“Você vai se decepcionar com as pessoas que mais admira. Elas vão virar as costas quando você mais precisar, acredite. Já aconteceu comigo, com sua mãe, sua vizinha, e tenho certeza de que você é a próxima. Pessoas de verdade estão cada vez mais raras. E procurar essas pessoas não é o mesmo que procurar uma roupa do seu tamanho num shopping lotado. Você até pode achar uma roupa que sirva, mas ela precisa durar a vida inteira, entende? Você vai tirar notas ruins mesmo após noites insones em cima dos cadernos e sem ter faltado a uma aula sequer daquela matéria. Sua mãe, um dia, vai chegar cansada do trabalho e dizer que você não faz por merecer a vida que tem. Vai gritar sem motivo algum e depois agir como se nada tivesse acontecido. Normal.
Também vai ter o dia em que você vai pegar seu namorado beijando sua melhor amiga enquanto você vai ao banheiro. Ah, não acredita? Pois acredite. Nesse dia você vai virar alguns drinques e fazer feio na frente de toda a cidade. Vai fingir não se importar e sentir um nó na garganta que não se desfaz por nada. No fim da noite, vai ser o momento de chorar abafando o som com o travesseiro. Mas, depois de algum tempo, você vai ficar bem, garanto.
Preciso avisar também sobre o dia em que você vai se apaixonar perdidamente por alguém e se esforçar muito para que esse alguém seja feliz ao seu lado. Vai dar seus melhores sorrisos, vestidos e versos. E, adivinha? Não vai ser valorizada. Vai insistir e desistir por dezenas de vezes, o que é natural, porque não gostamos de “deixar para lá” e sempre achamos que ainda há uma solução. Bem, sinto dizer: alguns problemas não querem ser solucionados.
Você também pode encontrar alguém que seja perfeito para você e, numa certa hora, se dar conta de que o imperfeito sempre a atraiu muito mais.

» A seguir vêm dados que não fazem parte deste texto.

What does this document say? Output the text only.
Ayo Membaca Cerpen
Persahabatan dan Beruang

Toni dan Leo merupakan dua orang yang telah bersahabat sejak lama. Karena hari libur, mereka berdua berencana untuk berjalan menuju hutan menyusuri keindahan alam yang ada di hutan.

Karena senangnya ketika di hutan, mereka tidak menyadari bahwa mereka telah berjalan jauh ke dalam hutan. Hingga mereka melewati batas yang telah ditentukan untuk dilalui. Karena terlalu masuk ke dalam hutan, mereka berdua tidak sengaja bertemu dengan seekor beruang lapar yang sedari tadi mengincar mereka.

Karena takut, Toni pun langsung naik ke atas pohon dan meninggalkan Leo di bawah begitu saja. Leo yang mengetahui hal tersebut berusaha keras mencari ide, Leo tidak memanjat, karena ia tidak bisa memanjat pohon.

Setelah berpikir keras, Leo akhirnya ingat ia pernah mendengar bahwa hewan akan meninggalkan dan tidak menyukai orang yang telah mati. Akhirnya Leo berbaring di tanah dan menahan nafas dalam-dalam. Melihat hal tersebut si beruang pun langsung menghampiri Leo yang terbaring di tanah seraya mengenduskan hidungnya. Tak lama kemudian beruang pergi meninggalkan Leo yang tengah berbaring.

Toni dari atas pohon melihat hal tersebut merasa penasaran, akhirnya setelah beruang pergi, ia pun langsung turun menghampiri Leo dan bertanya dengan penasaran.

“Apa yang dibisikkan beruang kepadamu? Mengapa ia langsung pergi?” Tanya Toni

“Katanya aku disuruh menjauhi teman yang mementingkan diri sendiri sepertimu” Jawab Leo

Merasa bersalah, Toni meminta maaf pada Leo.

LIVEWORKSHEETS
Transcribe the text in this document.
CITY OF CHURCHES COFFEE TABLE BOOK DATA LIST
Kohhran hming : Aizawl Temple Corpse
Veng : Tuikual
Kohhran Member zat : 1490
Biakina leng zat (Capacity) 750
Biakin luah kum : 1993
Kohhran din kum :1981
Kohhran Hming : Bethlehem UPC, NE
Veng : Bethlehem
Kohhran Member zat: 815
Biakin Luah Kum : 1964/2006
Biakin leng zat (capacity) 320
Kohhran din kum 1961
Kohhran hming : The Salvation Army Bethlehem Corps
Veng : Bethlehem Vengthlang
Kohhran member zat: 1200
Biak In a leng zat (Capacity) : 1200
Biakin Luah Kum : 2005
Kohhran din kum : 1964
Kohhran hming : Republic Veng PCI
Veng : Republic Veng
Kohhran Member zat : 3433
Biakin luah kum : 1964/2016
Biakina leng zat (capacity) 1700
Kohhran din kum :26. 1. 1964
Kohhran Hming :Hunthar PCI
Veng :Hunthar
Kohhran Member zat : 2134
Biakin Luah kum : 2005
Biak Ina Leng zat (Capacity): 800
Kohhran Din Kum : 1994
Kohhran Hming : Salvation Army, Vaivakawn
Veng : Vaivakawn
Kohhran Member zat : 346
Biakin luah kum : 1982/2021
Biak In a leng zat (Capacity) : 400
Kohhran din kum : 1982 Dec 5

Fazer o quê?
Você vai ser demitida do trabalho a que tanto se dedica, vai ouvir ofensas de quem nem te conhece, vai ser maltratada no seu restaurante favorito, vai ser despejada do apartamento, vai tomar um tombo no meio da rua, vai pintar o cabelo e se arrepender, vai quebrar o celular que nem acabou de pagar, vai ouvir desaforo da sogra, vai ficar doente e ter que ser internada, vai descobrir que aquela amiga “tão querida” nunca quis o seu bem, vai passar um feriado em casa enquanto seus amigos se divertem na praia, vai dizer um “eu te amo” e escutar apenas um “eu também”, vai descobrir que é impossível fazer sempre o certo e agradar a todos, vai perceber que erros não passam despercebidos e que as pessoas vão sempre julgar. Vai se contradizer, quebrar a cara, o coração, a alma. Mas vai entender que, no final, tudo tem um propósito.
Descobrir que somos todos estrelas. Estrelas que ao se verem sem o combustível necessário para a sua “vida” explodem em milhões de partículas. Essa explosão é violenta, drástica, mais conhecida como supernova. A morte da estrela é, na verdade, um novo início. Ela forma novas estrelas, talvez com um brilho mais fraco, mas que continuam a coexistir e a iluminar o infinito do universo. Gosto de pensar que sou uma estrela. Assim, nunca me esgotarei, mesmo após grandes explosões.”